Vitrine sur l’Art: Ancrer l’art contemporain dans le quotidien des Montréalais - Baron Mag
Jusqu’au 16 septembre, l’exposition urbaine Vitrine sur l’Art revient pour une troisième édition. Lancé sous l’initiative d’Art Souterrain, le projet vise à exposer une quinzaine d’artistes dans des vitrines de commerces à louer au centre-ville de Montréal, les transformant ainsi en galeries d’art transitoires. Soutenu par une thématique engagée et inspirante: «L’art de redéfinir le genre», Vitrine sur l’Art souhaite inciter les passants au questionnement.

Grâce à plusieurs projets artistiques annuels, l’organisme Art Souterrain cherche à rendre l’art contemporain accessible au grand public en le déployant ailleurs qu’au sein des lieux d’expositions traditionnels. Vitrine sur l’Art est l’une de ces initiatives. Divers locaux vacants ont ainsi été transformés en galeries temporaires pour une exposition gratuite tout l’été.
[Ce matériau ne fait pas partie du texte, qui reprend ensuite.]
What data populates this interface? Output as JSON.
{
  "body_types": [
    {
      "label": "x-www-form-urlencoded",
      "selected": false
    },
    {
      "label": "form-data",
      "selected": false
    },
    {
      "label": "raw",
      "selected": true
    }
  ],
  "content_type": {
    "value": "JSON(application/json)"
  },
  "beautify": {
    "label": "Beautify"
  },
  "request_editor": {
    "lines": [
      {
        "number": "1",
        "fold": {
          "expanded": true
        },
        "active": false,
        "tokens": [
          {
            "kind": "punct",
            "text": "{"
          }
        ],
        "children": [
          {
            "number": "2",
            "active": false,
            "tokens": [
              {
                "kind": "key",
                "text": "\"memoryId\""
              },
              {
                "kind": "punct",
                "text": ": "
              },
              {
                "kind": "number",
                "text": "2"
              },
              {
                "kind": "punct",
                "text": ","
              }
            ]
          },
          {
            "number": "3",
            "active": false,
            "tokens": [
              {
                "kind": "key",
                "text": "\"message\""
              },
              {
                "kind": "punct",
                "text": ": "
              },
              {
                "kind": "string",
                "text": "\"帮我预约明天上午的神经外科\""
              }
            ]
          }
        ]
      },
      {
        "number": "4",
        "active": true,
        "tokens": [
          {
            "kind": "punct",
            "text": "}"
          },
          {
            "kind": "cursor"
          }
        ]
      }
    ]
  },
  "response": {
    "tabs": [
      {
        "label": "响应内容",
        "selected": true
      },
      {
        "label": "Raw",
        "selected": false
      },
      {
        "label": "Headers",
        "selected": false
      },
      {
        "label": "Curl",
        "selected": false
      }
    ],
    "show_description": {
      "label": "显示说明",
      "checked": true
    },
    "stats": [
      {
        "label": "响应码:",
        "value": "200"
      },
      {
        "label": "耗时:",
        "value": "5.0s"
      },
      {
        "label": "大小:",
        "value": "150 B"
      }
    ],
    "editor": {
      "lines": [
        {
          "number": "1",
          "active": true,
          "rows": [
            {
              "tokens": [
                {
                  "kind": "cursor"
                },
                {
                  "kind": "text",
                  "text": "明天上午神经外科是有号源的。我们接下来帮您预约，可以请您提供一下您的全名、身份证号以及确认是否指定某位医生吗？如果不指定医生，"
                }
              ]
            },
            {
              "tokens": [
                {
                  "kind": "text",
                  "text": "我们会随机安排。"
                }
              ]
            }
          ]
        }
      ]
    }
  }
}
Créer un dialogue avec la rue

«Les musées, et encore plus les galeries sont souvent un processus intimidant. Être directement sur la place publique permet de soulever des questions», constate Marie Perrault, commissaire indépendante et consultante en art contemporain et art public.
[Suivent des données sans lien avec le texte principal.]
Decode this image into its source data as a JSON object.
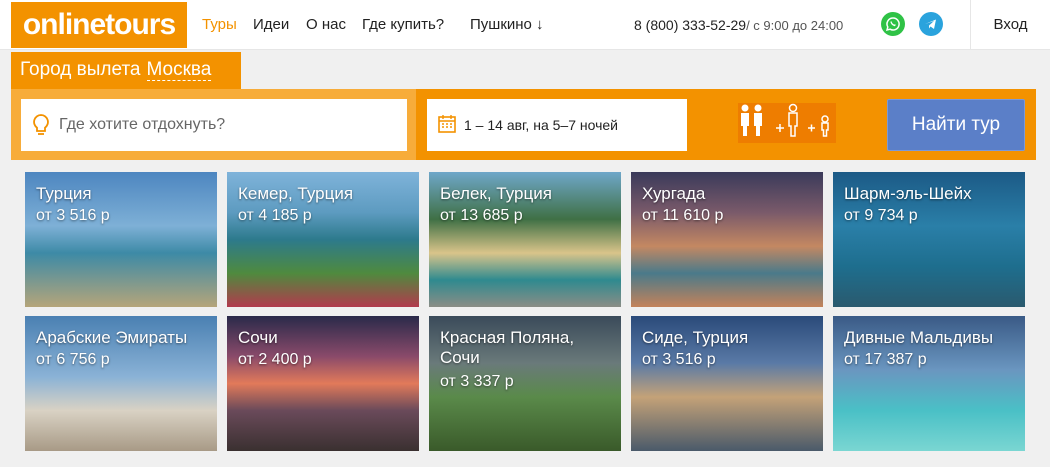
{
  "header": {
    "logo": "onlinetours",
    "nav": [
      "Туры",
      "Идеи",
      "О нас",
      "Где купить?",
      "Пушкино ↓"
    ],
    "phone": "8 (800) 333-52-29",
    "hours": "/ с 9:00 до 24:00",
    "login": "Вход",
    "colors": {
      "accent": "#f39200",
      "whatsapp": "#2fc246",
      "telegram": "#2aa3dd"
    }
  },
  "search": {
    "departure_label": "Город вылета",
    "departure_city": "Москва",
    "destination_placeholder": "Где хотите отдохнуть?",
    "dates": "1 – 14 авг, на 5–7 ночей",
    "submit": "Найти тур",
    "button_color": "#5b7fc8"
  },
  "destinations": [
    {
      "name": "Турция",
      "price": "от 3 516 р"
    },
    {
      "name": "Кемер, Турция",
      "price": "от 4 185 р"
    },
    {
      "name": "Белек, Турция",
      "price": "от 13 685 р"
    },
    {
      "name": "Хургада",
      "price": "от 11 610 р"
    },
    {
      "name": "Шарм-эль-Шейх",
      "price": "от 9 734 р"
    },
    {
      "name": "Арабские Эмираты",
      "price": "от 6 756 р"
    },
    {
      "name": "Сочи",
      "price": "от 2 400 р"
    },
    {
      "name": "Красная Поляна, Сочи",
      "price": "от 3 337 р"
    },
    {
      "name": "Сиде, Турция",
      "price": "от 3 516 р"
    },
    {
      "name": "Дивные Мальдивы",
      "price": "от 17 387 р"
    }
  ]
}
En plus de mettre en valeur l'art québécois et de le faire connaître à un plus large bassin de citoyens, Vitrine sur l’Art souhaite également embellir les espaces commerciaux vides. L’équipe indique d’ailleurs qu’elle serait des plus heureuse si l’exposition permettait à l’un des espaces propriétaires de trouver un locataire. 

Avant tout, cette expo inusitée permet aux artistes de toucher une cible large. «Les artistes sont contents de l’opportunité. Beaucoup de personnes vont voir les oeuvres, même si elles ne vont pas forcément les interpréter correctement», déclare Marie Perrault. 
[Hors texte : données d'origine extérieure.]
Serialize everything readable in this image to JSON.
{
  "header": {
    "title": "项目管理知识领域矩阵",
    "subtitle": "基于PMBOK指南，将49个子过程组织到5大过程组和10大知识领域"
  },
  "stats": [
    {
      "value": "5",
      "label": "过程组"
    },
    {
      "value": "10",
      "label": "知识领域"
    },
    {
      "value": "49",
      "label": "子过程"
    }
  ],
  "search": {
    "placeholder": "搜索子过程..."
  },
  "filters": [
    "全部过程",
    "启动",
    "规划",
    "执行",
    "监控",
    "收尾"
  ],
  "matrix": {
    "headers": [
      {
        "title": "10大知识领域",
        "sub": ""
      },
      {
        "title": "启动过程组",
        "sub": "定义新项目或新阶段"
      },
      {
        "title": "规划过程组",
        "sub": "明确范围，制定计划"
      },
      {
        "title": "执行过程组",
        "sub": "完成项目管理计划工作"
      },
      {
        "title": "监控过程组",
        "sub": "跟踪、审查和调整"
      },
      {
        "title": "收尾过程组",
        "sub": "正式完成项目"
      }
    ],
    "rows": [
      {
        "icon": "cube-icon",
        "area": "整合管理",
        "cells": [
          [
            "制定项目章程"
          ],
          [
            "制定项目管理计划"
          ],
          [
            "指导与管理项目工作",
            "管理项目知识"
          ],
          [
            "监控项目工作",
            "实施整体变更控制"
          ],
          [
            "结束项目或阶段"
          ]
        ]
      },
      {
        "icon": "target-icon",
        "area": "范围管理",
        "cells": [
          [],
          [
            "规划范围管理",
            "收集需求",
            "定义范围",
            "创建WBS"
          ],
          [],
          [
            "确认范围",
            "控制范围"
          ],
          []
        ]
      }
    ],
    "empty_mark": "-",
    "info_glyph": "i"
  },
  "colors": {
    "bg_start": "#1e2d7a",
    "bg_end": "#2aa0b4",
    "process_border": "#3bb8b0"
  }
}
Or, pour permettre aux passants de comprendre le travail des artistes, des médiateurs sont présents devant chaque vitrine les samedis et dimanches de 12h à 17h. «Alors qu’une des oeuvres de Carl Boucher représente un cauchemar qu’il faisait étant enfant, une peur de chuter dans les escaliers et de soudainement se relever en tant que femme, une passante pensait qu’il s’agissait d’une prévention contre les accidents domestiques, confie-t-elle. Les médiateurs jouent donc un rôle important!»

Vitrine sur l'art (4)

Parallèlement, et toujours dans l’optique de répondre aux questions du public, des visites guidées sont prévues plusieurs dimanches d’été. Enfin, chaque mois, une activité spéciale permet de découvrir le parcours en abordant les œuvres autrement. Par exemple, le jeudi 16 août, une activité nocturne permettra de révéler une autre facette des vitrines.

Des lieux d’exposition en contraste avec leur thème

Avec «L’art de redéfinir le genre», Vitrine sur l’Art désire pousser les passants à la réflexion sans pour autant prendre position. «Le but est de désenclaver le sujet, de le rendre accessible pour faire naitre des questionnements», indique Frédéric Loury, fondateur et directeur général d’Art Souterrain. Il s’interroge toutefois: «Peut-on discuter de tout dans l’espace public?»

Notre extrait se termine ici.